Thousands of children in poverty because parents can't earn enough, study shows

Study finds 88,000 children are growing up poor due to their parents facing one barrier which prevents them from working entirely.

Thousands of children in poverty because parents can’t earn enough, study shows iStock

About 131,000 Scottish children in poverty are trapped in hardship due to their parents facing barriers to earning more, research suggests.

The study led by Action for Children found 88,000 children are growing up poor due to their parents facing one barrier which prevents them from working entirely, or from taking on an adequate amount of work.

A total of 38,000 families are facing two barriers, and 5,000 face three or more.
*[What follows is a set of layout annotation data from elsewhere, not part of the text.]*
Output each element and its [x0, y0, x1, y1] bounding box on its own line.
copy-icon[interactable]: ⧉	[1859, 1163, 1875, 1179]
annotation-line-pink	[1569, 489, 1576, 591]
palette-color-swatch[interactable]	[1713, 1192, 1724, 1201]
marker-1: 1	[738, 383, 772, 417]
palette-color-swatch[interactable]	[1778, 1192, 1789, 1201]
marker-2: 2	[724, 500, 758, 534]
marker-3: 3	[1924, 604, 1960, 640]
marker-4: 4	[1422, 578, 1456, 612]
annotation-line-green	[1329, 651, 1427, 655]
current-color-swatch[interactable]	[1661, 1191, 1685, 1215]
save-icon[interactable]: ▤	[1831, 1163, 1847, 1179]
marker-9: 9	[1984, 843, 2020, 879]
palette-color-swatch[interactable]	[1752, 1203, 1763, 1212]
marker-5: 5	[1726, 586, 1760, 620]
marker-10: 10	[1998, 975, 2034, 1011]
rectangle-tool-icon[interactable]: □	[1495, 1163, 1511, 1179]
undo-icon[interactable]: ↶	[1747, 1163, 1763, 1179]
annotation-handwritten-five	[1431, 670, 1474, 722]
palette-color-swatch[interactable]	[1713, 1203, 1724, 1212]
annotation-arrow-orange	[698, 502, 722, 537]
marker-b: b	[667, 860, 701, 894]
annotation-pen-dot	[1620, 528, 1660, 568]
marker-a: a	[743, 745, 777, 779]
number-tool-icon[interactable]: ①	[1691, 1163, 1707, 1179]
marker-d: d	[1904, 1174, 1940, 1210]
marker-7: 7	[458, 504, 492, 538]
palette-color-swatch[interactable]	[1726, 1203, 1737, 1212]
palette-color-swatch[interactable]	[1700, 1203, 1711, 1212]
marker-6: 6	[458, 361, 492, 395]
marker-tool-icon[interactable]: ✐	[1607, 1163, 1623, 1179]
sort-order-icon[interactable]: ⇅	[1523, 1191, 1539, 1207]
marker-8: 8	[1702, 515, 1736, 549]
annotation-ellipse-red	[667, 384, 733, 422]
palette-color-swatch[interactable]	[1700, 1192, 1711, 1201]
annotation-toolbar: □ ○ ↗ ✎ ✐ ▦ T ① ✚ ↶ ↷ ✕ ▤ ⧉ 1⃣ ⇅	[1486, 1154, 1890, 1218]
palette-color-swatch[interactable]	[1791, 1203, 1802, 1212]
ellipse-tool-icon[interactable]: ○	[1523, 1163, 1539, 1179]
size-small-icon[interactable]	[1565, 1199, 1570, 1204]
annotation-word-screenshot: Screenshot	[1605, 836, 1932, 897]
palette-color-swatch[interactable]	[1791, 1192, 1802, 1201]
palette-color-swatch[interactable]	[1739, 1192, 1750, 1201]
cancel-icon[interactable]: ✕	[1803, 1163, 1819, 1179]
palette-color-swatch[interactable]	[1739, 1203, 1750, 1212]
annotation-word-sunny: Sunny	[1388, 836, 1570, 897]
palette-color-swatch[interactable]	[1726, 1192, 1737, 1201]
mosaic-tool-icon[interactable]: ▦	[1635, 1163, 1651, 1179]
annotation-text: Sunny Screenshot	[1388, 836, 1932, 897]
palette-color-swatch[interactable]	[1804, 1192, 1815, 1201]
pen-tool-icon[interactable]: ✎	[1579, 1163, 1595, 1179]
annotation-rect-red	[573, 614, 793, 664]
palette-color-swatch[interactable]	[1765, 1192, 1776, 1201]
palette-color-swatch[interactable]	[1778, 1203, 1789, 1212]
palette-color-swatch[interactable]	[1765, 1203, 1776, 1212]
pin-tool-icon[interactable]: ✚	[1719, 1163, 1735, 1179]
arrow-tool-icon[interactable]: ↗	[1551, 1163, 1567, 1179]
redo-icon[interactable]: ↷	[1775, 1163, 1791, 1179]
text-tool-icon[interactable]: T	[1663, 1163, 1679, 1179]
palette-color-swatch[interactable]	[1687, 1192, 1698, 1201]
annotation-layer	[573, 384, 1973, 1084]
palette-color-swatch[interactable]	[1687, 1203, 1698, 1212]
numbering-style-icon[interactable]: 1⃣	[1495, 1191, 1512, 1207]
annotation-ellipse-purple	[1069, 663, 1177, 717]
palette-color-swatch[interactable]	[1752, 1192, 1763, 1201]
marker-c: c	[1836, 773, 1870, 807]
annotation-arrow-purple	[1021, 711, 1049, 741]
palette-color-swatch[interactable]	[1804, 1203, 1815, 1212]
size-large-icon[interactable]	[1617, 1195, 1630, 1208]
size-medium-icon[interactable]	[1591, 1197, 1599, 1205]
Researchers said the findings challenge UK Government claims that the best way to stop children growing up in poverty “is to ensure they do not grow up in a workless household”.

Action for Children said mitigating circumstances such as long-term sickness, disabilities and caring responsibilities mean work is often not a possible route out of poverty.

The children’s charity says there is an estimated 229,000 children living in relative poverty in Scotland, meaning 57% of families are facing at least one barrier to work.

The research found the major barriers these families face include already being in full-time work, with around 26,000 children in poverty despite one or both parents working full-time.

This includes 15,000 children in families where both parents work full-time.

Around 59,000 children were found to be living in poverty with at least one disabled parent, and an additional 10,000 children live in families where at least one child in their household is disabled as well as a parent.

Around 57% of families are facing at least one barrier to work, research foundiStock

A total of 26,000 children are living in poverty where at least one child is under two in the household, and 10,000 children are in single parent families in poverty where the parent is working part-time with a child aged two to 10.

Fiona Steel, national director for Scotland at Action for Children, said the research shows “working alone isn’t always a passport out of poverty”.

She added: “In this Westminster election year, there is still serious progress to be made on tackling child poverty.

“We need further research into these challenges to find more targeted solutions, particularly for those families facing poverty where one or both parents has a disability.

“While many of the levers to alleviate this situation reside with Westminster, it’s essential the Scottish Government redoubles its efforts to ensure Scotland is a fair work nation and to remove these barriers faced by families.

“Through collaborative action between the Scottish and UK government, we need reform to strengthen the social security system and tackle the barriers to work for the families continually trapped in poverty”.

A UK Government spokesperson cited recent data which showed the number of children in absolute poverty in Scotland has fallen by 3% from 2021-22.

The spokesperson said the Government is set to increase the living wage to £11.44 an hour, and has broadened its support for parents on universal credit who are actively looking for jobs.

They added: “There are 1.7 million fewer people living in absolute poverty compared to 2010, including 400,000 children, as we continue to support families with cost-of-living support worth on average £3,700 per household.

“Children are five times less likely to experience poverty living in a household where all adults work, compared to those in workless households, which is why this Government has reduced the number of workless households by almost 700,000 since 2010.

“We know work is the best route out of poverty, which is why we have also raised the national living wage and are investing billions through our back to work plan to break down barriers to work, while expanding our childcare offer so even more people can secure long-term financial security.”

The Scottish Government has been contacted for comment.